OPINION> Raymond Zhou
Tightening quality control
By Raymond Zhou (China Daily)
Updated: 2008-09-27 07:33

Early this month, while on an assignment in Hohhot, I was taken on a tour of Mengniu and Yili, two of the most prominent businesses in Inner Mongolia. I was so impressed by what I saw that I called my wife right there in a corridor overlooking the assembly line.

"All the facilities are imported from Germany or Sweden. The place is fully automated and immaculate. We have to wear shoe covers even though there is a glass partition between where we stand and where all the production takes place. Every batch of milk is tested so that germs are expunged," I told her.

My wife has always hesitated when buying domestically made food products. Though I've never been inside a foreign dairy company, I firmly believed it wouldn't be much different from what I saw at Mengniu and Yili.

"You can rest assured the dairy products from these producers are top-notch in quality and just as safe as the imports you insist on," I told her.

I was not shocked when the Sanlu scandal broke out. There are bad apples in every industry and every locality, I figured. Besides, common sense tells me there is no quality to speak of for something priced as low as 16 yuan a can.

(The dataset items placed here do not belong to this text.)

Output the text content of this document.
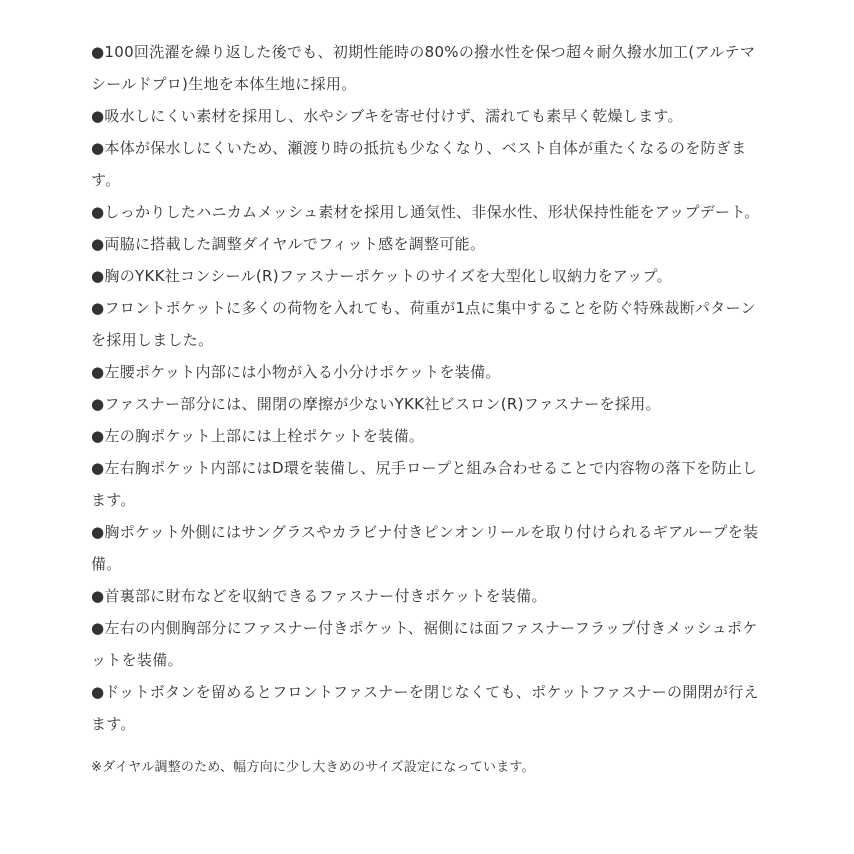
●100回洗濯を繰り返した後でも、初期性能時の80%の撥水性を保つ超々耐久撥水加工(アルテマシールドプロ)生地を本体生地に採用。
●吸水しにくい素材を採用し、水やシブキを寄せ付けず、濡れても素早く乾燥します。
●本体が保水しにくいため、瀬渡り時の抵抗も少なくなり、ベスト自体が重たくなるのを防ぎます。
●しっかりしたハニカムメッシュ素材を採用し通気性、非保水性、形状保持性能をアップデート。
●両脇に搭載した調整ダイヤルでフィット感を調整可能。
●胸のYKK社コンシール(R)ファスナーポケットのサイズを大型化し収納力をアップ。
●フロントポケットに多くの荷物を入れても、荷重が1点に集中することを防ぐ特殊裁断パターンを採用しました。
●左腰ポケット内部には小物が入る小分けポケットを装備。
●ファスナー部分には、開閉の摩擦が少ないYKK社ビスロン(R)ファスナーを採用。
●左の胸ポケット上部には上栓ポケットを装備。
●左右胸ポケット内部にはD環を装備し、尻手ロープと組み合わせることで内容物の落下を防止します。
●胸ポケット外側にはサングラスやカラビナ付きピンオンリールを取り付けられるギアループを装備。
●首裏部に財布などを収納できるファスナー付きポケットを装備。
●左右の内側胸部分にファスナー付きポケット、裾側には面ファスナーフラップ付きメッシュポケットを装備。
●ドットボタンを留めるとフロントファスナーを閉じなくても、ポケットファスナーの開閉が行えます。

※ダイヤル調整のため、幅方向に少し大きめのサイズ設定になっています。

I was shaken to the core when melamine was found in the baby formula produced by 22 companies, including Mengniu and Yili. My instinct was: Could melamine be one of the unclean ingredients that come with raw milk, the so-called "germs" that Mengniu and Yili bought expensive machines to get rid of? No, I was told, it was something deliberately added to the milk.

Despite extensive coverage of the incident, most of the fundamental questions are still gnawing at me: Adding melamine to bump up the protein content does not seem to be an isolated incident. How widespread is it in the industry? You cannot really pass the buck totally to the farmers.

Certain people inside the dairy producers must be aware of the practice and could have been bribed into acquiescence, if not doing it themselves. And you cannot blame the machines for failing to detect the industrial chemical, either.

If it was the act of a few desperados in key positions, it implies that management is so inept they don't even know the cost structure of their products. If they are accomplices, how come not all of their products were found to be contaminated? And how come many of the smaller companies came out clean while the brand names were guilty? Maybe the smaller ones were not qualified for "exemption from testing", which nipped the fake protein idea in the bud.

I can understand why managements at the affected companies have been so eager to admit negligence. It is the less of two evils - the other being aiding and abetting a criminal act, which brings a much stiffer penalty.

Now they have vowed to offer only unsoiled products.

To most Chinese this sounds like a joke. A pledge from a culpable business is like one from a naughty kid who says he'll not lie again. We cannot rely on the moral character of one CEO or one company. There has to be a quality control mechanism so that businesses are not tempted with get-rich-quick schemes that harm public interest.

I don't pretend to know the technical complexity of testing food products. If it's not feasible to test every thing put on store shelves, can authorities do random inspections unannounced, and without the requisite dining, wining and giftgiving routine?

Look at how our culture watchdogs check and double-check every movie, TV show, book, song, etc. Give the same attention to our food, and no one in the food industry will ever think of adding anything toxic.